When she opened the second envelope, her heart thrummed in her chest, and she had to steady her hands in order to read. It was written in green:
The Holyhead Harpies wish a private audience at 9:00 tomorrow morning.
Ginny wanted to whoop with glee. Not only was it the team she’d hoped for, but it was an early morning interview. Teams tended to try and interview their top choices first, depending on the candidate’s schedule. Once a team picked a slot, the other teams interested in the same candidate had to take a later slot. If a team liked what they saw, they tended to make offers straightaway before the candidate could be scooped up by another team.
She’d also received interview requests from the Pride of Portree, the Wigtown Wanderers, and — Ron would be delighted — the Chudley Cannons.
Five. Five chances at making a professional league team. Exhaustion forgotten, Ginny had the urge to go dancing. She looked over at Willow and grinned. Willow stood and approached Ginny’s bed. She silently held out her three envelopes, and opened her hand for Ginny’s, who complied.
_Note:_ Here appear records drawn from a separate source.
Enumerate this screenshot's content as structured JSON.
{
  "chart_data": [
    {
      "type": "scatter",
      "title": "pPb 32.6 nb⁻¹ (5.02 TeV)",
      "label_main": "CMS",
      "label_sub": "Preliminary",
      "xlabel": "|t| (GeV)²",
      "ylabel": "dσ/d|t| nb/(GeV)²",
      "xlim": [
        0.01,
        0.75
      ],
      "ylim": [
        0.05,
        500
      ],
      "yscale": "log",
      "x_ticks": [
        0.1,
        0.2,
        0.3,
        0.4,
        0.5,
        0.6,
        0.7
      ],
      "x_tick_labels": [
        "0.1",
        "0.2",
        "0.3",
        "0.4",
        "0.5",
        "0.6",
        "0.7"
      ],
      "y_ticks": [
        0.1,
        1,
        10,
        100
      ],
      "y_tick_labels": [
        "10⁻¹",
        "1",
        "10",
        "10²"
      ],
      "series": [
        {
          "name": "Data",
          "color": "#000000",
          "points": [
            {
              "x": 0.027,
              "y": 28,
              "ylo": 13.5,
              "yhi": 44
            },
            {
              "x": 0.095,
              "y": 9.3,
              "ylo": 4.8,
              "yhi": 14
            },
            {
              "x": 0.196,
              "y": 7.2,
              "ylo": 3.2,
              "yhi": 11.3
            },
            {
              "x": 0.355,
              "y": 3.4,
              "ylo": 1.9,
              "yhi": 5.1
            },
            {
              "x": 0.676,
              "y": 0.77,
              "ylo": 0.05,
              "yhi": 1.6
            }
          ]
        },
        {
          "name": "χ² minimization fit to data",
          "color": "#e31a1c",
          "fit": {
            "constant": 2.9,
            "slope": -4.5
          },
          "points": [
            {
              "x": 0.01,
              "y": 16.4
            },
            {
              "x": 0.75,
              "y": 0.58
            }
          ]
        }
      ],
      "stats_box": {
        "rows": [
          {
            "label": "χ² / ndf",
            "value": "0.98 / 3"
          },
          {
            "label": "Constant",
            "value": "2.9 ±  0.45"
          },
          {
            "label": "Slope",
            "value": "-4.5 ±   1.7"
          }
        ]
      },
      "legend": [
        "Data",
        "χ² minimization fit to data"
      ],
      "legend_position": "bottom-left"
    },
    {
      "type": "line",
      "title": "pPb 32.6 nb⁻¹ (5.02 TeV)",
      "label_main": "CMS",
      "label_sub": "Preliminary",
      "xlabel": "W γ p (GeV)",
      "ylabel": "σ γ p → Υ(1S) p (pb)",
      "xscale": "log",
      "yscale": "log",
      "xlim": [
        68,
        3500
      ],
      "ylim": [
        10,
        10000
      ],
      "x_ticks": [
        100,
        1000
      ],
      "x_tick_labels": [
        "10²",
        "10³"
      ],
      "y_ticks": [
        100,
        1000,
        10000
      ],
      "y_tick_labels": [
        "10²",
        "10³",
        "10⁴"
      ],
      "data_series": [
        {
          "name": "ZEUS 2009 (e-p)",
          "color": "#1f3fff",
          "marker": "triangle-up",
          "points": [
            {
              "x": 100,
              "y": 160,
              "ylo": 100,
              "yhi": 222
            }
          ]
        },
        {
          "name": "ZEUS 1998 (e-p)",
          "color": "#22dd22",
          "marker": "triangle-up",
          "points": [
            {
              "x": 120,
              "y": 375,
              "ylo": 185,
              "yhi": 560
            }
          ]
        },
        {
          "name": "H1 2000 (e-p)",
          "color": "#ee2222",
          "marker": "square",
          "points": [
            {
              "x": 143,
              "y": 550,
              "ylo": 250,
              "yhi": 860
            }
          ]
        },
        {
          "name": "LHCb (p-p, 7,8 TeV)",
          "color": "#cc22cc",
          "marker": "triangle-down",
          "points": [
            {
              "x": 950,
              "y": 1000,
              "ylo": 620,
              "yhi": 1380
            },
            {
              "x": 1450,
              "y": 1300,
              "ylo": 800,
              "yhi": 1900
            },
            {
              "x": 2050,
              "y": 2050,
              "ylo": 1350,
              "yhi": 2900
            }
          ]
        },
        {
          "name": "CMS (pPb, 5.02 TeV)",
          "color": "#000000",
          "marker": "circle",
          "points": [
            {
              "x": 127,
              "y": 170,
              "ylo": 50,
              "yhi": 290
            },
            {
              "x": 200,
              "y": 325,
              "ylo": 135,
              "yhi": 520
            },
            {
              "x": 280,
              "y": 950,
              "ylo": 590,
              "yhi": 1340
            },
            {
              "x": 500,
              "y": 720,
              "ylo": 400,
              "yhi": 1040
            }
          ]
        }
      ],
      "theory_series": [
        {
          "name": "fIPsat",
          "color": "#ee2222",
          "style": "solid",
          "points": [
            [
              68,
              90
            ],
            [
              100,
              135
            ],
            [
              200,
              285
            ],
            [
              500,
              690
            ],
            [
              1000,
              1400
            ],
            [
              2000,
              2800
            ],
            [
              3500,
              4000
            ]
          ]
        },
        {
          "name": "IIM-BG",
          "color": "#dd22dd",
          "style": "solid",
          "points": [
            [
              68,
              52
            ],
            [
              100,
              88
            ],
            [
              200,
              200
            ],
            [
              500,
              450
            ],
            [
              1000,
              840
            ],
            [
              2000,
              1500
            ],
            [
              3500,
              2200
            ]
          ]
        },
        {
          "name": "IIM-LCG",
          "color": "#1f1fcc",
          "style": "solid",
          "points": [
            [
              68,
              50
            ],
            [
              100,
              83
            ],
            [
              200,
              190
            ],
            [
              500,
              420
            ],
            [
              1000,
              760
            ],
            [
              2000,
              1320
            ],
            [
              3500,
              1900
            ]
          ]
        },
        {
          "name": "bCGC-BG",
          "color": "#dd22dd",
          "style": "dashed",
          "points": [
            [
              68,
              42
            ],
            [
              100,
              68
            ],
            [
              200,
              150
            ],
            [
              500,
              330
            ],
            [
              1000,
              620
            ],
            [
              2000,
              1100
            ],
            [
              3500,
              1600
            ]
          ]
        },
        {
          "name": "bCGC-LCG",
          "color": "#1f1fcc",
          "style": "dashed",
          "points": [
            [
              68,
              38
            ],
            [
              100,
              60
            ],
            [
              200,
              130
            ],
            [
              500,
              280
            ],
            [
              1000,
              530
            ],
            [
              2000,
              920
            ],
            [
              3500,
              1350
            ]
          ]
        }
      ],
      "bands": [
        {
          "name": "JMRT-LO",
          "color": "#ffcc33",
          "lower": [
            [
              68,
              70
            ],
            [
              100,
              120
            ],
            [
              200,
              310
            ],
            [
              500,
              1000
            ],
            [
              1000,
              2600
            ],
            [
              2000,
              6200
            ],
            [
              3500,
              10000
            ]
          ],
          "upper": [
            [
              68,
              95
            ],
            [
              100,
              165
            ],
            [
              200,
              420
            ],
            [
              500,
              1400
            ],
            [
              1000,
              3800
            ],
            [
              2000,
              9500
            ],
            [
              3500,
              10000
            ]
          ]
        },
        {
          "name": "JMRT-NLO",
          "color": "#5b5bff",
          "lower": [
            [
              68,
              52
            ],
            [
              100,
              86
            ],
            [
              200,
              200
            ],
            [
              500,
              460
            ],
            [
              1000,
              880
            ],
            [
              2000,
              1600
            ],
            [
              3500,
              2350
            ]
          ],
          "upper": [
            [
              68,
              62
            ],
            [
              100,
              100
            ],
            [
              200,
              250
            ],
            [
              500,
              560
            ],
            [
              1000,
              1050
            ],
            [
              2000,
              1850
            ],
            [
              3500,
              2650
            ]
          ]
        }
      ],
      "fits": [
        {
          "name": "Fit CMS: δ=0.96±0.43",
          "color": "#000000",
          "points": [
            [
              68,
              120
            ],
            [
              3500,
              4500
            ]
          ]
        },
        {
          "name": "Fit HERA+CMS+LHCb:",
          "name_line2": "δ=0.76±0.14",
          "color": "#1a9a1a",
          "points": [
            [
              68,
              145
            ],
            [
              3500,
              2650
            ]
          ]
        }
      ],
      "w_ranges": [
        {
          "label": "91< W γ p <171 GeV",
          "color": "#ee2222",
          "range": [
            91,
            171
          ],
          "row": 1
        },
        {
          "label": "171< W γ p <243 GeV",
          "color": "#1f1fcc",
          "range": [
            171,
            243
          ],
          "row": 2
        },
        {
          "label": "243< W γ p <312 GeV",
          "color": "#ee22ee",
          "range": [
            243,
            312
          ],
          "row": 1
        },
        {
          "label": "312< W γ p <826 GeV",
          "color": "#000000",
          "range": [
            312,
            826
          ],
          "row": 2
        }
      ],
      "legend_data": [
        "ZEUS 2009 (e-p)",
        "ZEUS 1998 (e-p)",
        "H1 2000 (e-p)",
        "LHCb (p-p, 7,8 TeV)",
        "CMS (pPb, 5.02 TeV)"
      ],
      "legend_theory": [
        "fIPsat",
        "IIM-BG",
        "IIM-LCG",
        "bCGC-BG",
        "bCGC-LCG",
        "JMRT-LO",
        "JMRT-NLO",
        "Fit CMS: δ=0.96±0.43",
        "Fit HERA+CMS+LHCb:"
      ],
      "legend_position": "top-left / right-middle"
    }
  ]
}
Willow had interviews with the Montrose Magpies, the Chudley Cannons, and the Holyhead Harpies. There was a chance both she and Willow could be on the same team, something Ginny had been afraid to hope for, but secretly wished would happen. Their eyes met over the envelopes.
“We do have the right names for the Harpies,” Willow said, biting her lip.
Ginny, too, had noticed it but was afraid to mention it in case she jinxed it. The Holyhead Harpies nearly always chose players who either had a first or a surname that began with the letter ‘G.’
She nodded solemnly. “We should get to sleep so we can be at our best tomorrow.”
She hadn’t brought her mirror with her for fear she’d be distracted, but at this moment, she’d do anything to talk to Harry. She’d see him on Friday, but it felt like a lifetime between now and then. A life-altering lifetime.